Light It Up
2015 | Punk
Spotify | Amazon
"If you got a problem with how I live. If I haven't met your quota with the fucks I give. I guess you've got a problem with me. -- Can't you see we've got a common enemy. Who only stands to profit when we disagree. Who hates it when you try to live free."
- Warehouse one are a ska-punk outfit from San Pedro, CA.
- The title of the song is taken from, “Derrick J’s Victimless Crime Spree,” a documentary following activist Derrick J Freeman engaging in peaceful civil disobedience.
- View Doc here:
THE HOT TAKES
I found this lovely punk/ska track by chance while sifting through Spotify. I fell in love the first time I heard "The system depends on your obedience. They'll kidnap you at your expense!" It's a point that isn't made enough: Elected officials who are in no meaningful sense accountable to you pass rules that govern you. You pay their salary with tax dollars. If you break those rules, other people who are paid with your money steal you away and lock you in a cage, to be taken care of at...you guessed it! Your expense. Perverse doesn't even begin to cover it. Another lyrical gem, along the same vein: "They'll tell you murder is a felony, then do it 'round the whole world with impunity. Behind that badge is just a man who needs to stop and think about the meaning of hypocrisy." I'm sure there are many out there who would hear this song as nothing more than the complaining of punk kids, but I'll be damned if it's not a well-reasoned critique.
It’s good to see music that comes from anti-authoritarianism get back to its roots. Authoritarianism is a cancer on the human race. One of the biggest ways this belief is damaging to humans is through something called government. This belief that some people have the right to rule over other people and are justified in using force and coercion to those ends, is a requirement for governments to function. As the song says the system relies on your obedience. If people didn’t believe in the authority of government they would have no power. Think of the end of the movie Labyrinth where Sarah has the realization that brings all of Jareth’s schemes to an end. “You have no power over me,” she says, and all of the tables are turned. He was able to control many things and for a while she made decisions in reaction to his perceived power, but once she realizes he cannot control her she is truly free and her brother is freed and they both escape the labyrinth. The common person's belief in authority is no different. Without that the rulers of this country and world would have no power to harass and victimize everyone else, and the crime spree of The State that victimizes everyone would come to an end.

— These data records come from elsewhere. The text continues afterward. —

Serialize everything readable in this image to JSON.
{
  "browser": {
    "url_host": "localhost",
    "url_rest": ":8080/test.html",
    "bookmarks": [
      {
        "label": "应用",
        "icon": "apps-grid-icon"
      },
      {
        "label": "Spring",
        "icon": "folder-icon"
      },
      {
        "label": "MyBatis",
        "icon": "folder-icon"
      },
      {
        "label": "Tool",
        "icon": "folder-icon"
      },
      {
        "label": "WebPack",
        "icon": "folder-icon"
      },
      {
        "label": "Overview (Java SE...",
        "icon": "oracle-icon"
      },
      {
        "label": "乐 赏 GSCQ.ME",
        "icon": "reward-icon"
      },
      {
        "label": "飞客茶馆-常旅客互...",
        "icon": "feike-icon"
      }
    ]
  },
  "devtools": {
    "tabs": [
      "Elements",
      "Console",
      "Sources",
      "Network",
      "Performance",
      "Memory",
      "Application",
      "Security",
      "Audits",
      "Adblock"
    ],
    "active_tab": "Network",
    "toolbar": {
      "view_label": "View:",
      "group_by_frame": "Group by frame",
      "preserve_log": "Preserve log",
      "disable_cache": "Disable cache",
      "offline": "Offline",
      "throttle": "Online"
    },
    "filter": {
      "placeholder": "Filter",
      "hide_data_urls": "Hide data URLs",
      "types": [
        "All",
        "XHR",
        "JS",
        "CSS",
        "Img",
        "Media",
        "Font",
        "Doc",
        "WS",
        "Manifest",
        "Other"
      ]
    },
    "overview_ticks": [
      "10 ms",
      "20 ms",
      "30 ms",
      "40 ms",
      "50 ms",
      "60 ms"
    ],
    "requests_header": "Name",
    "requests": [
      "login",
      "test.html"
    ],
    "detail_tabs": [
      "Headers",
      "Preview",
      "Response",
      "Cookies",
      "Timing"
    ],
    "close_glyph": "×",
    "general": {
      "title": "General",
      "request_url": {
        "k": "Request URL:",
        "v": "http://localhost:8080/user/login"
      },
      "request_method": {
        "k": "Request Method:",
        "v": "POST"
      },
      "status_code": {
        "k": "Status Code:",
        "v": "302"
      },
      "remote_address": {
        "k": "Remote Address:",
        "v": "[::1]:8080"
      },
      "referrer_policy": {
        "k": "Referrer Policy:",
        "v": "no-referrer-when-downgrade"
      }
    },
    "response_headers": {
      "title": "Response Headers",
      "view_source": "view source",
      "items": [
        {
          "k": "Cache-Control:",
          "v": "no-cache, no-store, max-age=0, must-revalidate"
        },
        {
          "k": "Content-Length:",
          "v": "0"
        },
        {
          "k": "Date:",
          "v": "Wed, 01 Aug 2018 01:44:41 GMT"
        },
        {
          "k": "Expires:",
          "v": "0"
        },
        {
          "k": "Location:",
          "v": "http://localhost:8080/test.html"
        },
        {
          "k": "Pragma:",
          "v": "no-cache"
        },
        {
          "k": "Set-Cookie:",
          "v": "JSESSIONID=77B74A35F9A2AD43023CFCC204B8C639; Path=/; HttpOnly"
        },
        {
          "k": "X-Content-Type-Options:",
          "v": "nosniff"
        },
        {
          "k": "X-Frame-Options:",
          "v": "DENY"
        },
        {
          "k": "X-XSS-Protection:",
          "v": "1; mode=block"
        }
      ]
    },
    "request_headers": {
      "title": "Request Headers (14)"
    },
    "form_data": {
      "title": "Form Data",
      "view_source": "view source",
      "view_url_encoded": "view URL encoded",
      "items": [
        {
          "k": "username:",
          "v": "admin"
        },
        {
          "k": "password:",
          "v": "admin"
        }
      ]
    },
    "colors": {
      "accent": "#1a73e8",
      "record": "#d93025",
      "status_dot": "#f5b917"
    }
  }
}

I come from the punk-ska world so I'm always exceptionally pleased to see something politically salient come out of it. I suppose I shouldn't be too surprised when it's a song of this nature because this is one of the issues leftists tend to be good on. Their reasons rarely come from a principled stance but if we can reduce the number of people incarcerated then they can keep their reasons. I'll admit that there is a vested interest aside from the political for myself. My brothers inilaw are large black men from the inner city and I know that the odds of them being a victim of circumstance are far greater than my own. My daughter will sometime be a black woman who with my attitude will undoubtedly be in positions with law enforcement that are difficult to navigate. These are added layers of fear for people in my life astronomically exasperated by the fact that we live in a place with "victimless crimes." The entire idea seems absurd to me. Is it revenue generation devie, are we just tax cattle? Is it a program to keep certain parts of society down? Is it designed to keep us fighting each other as more of our rights are eroded? I dont particularly care the reason evil is perpetuated, I think we all need to do everything we can to shine a light on how absurd this idea is. Play this song wherever you can. Draw attention to the problem.